PARIS — The next few weeks are going to be hectic for Paris Saint-Germain, as it juggles a fading title defence with renewed Champions League ambitions and ongoing efforts to persuade superstars Neymar and Kylian Mbappe to sign new contracts.

This season has been complex and paradoxical for PSG.

Eight league defeats have left it three points behind leader Lille with six games left. If Lille beats Montpellier at home on Friday night, PSG will be under pressure Sunday against Saint-Etienne without the suspended Neymar.

But as things threaten to collapse domestically, they are picking up in Europe.

PSG overcame a poor Champions League group stage to knock out giants Barcelona in the Round of 16 and then defending champion Bayern Munich to reach the semifinals for the second straight season.

The euphoria of knocking out Bayern prompted PSG president Nasser Al-Khelaifi to boldly predict that Neymar and Mbappe will both sign new contracts. Their deals expire at the end of next season.

“Kylian and Neymar have no excuse to leave, because we have everything in place to win the Champions League now,” a beaming Al-Khelaifi told broadcaster RMC on Tuesday night, moments after Bayern's elimination. “We're a big team. With all respect to other sides, we're up there with them.”

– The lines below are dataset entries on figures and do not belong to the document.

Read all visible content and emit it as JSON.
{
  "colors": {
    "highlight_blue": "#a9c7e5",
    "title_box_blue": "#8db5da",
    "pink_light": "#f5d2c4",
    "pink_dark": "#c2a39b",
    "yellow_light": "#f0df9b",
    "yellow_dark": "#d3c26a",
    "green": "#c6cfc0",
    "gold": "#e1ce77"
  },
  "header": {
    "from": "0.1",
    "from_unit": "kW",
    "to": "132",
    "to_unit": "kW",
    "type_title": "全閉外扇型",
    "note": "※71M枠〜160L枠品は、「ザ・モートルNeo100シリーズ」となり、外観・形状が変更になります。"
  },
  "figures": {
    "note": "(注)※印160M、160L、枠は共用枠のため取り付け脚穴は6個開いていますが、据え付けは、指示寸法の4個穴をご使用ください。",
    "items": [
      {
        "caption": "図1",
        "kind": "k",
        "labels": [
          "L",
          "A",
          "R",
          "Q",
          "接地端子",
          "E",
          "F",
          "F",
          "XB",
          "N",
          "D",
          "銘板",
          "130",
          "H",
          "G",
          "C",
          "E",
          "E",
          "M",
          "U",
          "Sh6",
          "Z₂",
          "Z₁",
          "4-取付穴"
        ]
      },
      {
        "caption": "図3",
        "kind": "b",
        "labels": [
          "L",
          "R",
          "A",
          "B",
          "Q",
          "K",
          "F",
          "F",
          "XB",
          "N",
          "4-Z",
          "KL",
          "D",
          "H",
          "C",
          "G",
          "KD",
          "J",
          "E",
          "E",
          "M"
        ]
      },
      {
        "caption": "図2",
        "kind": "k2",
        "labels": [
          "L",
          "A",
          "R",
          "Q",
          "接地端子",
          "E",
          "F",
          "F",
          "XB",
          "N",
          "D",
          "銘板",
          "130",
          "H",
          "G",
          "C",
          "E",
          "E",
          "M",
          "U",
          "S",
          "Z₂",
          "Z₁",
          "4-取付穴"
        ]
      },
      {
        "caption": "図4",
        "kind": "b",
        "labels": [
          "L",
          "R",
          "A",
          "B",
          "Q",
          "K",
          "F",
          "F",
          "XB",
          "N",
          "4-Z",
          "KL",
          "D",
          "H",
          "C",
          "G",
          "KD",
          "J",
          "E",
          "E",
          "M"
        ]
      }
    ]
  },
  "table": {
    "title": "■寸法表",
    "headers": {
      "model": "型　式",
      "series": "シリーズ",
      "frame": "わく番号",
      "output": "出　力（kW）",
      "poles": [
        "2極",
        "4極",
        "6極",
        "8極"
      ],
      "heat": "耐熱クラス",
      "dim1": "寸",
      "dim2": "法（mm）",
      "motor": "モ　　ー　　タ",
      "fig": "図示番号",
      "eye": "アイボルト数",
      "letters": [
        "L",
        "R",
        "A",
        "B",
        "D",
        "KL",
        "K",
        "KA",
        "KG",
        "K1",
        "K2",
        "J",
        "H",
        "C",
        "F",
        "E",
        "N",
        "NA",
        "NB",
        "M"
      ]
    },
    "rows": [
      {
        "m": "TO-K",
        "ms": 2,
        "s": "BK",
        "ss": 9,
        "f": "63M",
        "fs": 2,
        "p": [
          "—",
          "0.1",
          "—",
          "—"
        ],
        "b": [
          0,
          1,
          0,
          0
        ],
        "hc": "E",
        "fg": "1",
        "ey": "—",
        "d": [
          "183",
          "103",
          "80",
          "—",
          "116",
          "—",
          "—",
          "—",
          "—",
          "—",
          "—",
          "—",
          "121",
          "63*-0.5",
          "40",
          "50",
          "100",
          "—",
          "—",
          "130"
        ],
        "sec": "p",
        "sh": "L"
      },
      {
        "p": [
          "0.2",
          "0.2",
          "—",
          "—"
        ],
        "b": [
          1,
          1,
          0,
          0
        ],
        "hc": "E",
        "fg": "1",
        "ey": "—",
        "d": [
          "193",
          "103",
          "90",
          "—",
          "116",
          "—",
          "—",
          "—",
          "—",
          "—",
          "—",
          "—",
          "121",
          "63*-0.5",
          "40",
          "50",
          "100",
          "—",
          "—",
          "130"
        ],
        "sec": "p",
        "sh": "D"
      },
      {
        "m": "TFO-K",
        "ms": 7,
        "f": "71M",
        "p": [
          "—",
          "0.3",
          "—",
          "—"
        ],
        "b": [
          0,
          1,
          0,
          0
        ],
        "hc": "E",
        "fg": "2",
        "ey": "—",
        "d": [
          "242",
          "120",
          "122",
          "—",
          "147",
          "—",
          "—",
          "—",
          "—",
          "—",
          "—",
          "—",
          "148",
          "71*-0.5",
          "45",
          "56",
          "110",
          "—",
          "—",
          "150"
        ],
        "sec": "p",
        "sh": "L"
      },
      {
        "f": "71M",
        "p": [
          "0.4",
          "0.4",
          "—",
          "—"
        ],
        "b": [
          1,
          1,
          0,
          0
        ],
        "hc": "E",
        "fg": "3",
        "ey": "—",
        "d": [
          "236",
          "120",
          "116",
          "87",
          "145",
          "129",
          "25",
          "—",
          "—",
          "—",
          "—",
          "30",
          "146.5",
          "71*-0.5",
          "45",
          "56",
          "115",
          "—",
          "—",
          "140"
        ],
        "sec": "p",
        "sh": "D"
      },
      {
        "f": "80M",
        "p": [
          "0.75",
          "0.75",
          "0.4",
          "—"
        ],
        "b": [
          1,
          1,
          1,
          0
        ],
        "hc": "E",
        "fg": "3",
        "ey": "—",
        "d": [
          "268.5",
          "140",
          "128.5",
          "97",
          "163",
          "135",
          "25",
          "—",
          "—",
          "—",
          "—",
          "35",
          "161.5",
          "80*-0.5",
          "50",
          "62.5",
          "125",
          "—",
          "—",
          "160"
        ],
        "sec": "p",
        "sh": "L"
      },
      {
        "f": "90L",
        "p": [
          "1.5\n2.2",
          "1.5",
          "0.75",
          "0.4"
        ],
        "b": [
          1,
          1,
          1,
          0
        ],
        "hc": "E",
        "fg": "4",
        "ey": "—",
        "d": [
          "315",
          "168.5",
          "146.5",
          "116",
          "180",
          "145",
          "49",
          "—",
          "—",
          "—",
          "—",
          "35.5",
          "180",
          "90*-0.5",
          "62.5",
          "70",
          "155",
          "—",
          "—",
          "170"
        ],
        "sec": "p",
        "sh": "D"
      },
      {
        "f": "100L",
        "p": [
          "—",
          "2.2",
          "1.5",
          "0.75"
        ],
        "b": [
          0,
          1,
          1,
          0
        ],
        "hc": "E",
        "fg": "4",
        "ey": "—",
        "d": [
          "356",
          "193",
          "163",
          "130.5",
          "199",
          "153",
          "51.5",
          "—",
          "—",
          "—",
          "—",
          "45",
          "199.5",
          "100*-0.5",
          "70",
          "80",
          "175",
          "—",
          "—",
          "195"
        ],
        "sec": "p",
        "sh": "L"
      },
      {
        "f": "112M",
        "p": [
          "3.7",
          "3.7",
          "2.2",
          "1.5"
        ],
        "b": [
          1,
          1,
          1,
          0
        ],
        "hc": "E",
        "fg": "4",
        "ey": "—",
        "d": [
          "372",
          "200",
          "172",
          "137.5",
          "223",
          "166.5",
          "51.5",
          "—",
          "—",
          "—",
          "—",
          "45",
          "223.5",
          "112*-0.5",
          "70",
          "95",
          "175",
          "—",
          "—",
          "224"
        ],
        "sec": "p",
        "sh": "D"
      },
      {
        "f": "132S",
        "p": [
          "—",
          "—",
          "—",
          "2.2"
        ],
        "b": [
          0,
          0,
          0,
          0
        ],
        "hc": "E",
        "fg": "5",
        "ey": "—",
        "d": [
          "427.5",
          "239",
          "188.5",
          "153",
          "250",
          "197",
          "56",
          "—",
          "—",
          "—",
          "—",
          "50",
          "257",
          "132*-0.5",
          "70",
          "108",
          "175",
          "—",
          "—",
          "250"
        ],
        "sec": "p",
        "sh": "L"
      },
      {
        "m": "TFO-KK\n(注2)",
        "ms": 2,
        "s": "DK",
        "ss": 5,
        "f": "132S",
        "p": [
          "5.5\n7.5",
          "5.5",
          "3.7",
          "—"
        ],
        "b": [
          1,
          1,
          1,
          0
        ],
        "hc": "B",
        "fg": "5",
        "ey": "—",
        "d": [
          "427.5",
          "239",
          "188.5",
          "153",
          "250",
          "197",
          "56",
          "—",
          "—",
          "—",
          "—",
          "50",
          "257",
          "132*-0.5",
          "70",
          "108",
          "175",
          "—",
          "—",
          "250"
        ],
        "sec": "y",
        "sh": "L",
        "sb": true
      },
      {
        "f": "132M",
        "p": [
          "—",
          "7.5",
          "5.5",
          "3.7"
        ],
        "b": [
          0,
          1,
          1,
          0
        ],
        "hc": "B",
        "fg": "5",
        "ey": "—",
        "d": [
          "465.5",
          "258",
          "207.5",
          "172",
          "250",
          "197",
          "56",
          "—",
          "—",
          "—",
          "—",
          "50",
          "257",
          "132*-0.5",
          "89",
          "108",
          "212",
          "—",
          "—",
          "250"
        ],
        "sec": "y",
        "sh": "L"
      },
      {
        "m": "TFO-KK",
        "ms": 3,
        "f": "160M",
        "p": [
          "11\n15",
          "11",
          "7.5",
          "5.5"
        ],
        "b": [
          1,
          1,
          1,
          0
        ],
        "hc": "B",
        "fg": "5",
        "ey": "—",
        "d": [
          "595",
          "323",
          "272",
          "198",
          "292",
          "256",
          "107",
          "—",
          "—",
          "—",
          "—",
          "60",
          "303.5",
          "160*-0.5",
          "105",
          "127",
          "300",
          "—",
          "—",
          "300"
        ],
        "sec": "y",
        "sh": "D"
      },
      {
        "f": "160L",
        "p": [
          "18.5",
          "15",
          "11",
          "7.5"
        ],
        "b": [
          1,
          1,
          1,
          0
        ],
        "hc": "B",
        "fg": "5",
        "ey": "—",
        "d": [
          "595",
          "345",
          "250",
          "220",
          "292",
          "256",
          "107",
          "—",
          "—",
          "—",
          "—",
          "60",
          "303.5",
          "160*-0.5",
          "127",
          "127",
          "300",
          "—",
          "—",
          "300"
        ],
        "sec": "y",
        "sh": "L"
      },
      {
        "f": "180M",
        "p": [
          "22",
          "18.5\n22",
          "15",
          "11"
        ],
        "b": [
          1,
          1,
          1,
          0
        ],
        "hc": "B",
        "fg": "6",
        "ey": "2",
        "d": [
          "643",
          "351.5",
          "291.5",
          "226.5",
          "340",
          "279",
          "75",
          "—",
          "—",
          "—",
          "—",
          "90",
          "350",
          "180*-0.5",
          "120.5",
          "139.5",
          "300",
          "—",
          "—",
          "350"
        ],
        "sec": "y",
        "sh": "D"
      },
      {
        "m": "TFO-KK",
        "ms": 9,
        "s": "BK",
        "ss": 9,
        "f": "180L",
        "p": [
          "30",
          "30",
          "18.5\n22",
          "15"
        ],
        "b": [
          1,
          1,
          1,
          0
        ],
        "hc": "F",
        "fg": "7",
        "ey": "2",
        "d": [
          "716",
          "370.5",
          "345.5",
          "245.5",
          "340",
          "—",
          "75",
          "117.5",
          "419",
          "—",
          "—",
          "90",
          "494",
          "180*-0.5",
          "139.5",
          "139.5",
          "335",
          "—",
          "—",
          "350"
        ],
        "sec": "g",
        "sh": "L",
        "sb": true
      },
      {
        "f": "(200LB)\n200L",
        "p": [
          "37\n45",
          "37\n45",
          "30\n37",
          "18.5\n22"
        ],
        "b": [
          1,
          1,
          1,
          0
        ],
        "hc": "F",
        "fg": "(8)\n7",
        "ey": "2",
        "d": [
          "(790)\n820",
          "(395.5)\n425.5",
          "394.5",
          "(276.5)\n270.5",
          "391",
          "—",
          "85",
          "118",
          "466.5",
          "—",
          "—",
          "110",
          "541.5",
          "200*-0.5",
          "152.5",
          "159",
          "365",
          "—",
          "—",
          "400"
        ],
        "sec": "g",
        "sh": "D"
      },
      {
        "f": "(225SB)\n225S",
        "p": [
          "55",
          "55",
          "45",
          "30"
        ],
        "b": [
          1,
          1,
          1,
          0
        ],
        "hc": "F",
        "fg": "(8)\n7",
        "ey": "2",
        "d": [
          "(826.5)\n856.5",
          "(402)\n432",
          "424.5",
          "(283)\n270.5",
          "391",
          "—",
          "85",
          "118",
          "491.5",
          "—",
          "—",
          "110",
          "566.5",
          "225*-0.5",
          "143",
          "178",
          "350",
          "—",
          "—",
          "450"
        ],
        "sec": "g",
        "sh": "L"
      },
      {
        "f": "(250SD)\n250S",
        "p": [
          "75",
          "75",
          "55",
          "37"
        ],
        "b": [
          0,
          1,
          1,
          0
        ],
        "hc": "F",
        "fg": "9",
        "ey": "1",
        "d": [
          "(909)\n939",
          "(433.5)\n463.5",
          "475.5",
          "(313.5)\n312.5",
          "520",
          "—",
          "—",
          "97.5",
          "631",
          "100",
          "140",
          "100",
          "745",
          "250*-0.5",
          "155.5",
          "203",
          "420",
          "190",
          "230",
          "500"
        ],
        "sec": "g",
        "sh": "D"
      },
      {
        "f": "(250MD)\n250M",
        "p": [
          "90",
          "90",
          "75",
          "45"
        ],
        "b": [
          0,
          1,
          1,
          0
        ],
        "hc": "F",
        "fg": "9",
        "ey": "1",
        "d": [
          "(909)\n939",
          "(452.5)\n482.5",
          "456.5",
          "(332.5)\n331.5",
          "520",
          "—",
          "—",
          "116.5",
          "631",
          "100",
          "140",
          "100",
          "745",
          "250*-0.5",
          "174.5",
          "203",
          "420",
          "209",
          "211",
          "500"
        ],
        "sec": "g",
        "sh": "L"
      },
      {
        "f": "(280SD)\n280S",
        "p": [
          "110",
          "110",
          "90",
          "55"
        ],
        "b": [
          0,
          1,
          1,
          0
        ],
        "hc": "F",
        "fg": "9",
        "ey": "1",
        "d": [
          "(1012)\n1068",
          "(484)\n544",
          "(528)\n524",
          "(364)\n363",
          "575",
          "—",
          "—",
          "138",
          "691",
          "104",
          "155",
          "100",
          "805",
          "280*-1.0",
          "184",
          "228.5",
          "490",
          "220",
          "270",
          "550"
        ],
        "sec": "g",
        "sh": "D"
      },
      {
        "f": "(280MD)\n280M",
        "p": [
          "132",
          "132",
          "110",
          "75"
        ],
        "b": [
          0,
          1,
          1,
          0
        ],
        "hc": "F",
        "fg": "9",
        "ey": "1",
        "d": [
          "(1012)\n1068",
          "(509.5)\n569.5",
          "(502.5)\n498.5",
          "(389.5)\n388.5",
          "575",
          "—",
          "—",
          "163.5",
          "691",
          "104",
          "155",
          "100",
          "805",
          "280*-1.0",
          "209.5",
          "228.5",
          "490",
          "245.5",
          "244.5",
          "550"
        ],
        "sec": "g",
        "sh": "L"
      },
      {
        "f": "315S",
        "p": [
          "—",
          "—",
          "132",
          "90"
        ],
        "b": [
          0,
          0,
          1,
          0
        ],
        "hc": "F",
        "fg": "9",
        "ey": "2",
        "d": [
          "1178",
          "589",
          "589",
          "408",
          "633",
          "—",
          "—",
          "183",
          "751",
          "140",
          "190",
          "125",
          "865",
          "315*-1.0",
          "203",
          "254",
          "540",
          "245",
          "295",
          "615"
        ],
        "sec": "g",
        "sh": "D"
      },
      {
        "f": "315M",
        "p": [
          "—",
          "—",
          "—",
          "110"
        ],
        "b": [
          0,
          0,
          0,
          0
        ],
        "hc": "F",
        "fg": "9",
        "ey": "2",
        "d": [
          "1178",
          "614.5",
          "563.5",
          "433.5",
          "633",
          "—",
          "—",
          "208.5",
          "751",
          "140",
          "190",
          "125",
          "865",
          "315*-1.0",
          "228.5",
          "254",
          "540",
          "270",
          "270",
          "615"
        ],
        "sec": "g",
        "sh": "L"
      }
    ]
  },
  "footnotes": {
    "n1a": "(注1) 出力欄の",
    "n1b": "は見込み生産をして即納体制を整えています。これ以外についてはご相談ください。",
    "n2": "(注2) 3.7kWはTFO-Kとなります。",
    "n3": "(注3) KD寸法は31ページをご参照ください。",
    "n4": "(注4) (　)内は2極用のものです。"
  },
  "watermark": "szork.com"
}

Problem is, that's not the case in Europe, where PSG isn't yet the big-time club it wants to become.

PSG has never won the European Cup, losing its only final last year. It has reached only three semis, with a 25-year gap in between the first and the second appearance.

Of the other semifinalists this season, only Manchester City has not won the competition. The other semi pits 2012 winner Chelsea against record 13-time champion Real Madrid.

For Mbappe, Madrid could be his next destination if he doesn't sign again for PSG.

Madrid coach Zinedine Zidane is a huge fan of Mbappe and is reportedly keen on making him his major summer signing. It would make for a mouthwatering partnership with countryman Karim Benzema, who is in the best form of his career and edging closer toward 200 league goals and 300 overall for the club.

Zidane is often asked about Mbappe, and recently said it's always the player who decides where he wants to go. But the former France great just happened to add that Mbappe previously said he wants to play for the Spanish giant one day.

That day might come soon, for Mbappe has sounded hesitant about penning a new deal, unlike Neymar.

“I don’t think this is even a topic anymore, I obviously feel very comfortable, at home at PSG,” Neymar told TNT Sports Brazil after Tuesday's victory at Parc des Princes stadium in Paris. “I feel happier than before.”

Neymar’s tone is different from 2019, when Barcelona was optimistic of buying back the player it sold to PSG for a record 222 million euros ($266 million) two years earlier.

But if PSG wins the Champions League, that might actually be the catalyst for Mbappe to leave rather than stay.

Because at the age of 22, he will have achieved everything he can at the club by adding elusive European success to domestic dominance, and a World Cup.

He might feel it's the right time to test himself at an even bigger club like Madrid, a club he visited as a teen, where demands are higher and where he could work with one of the most successful coaches of the modern era.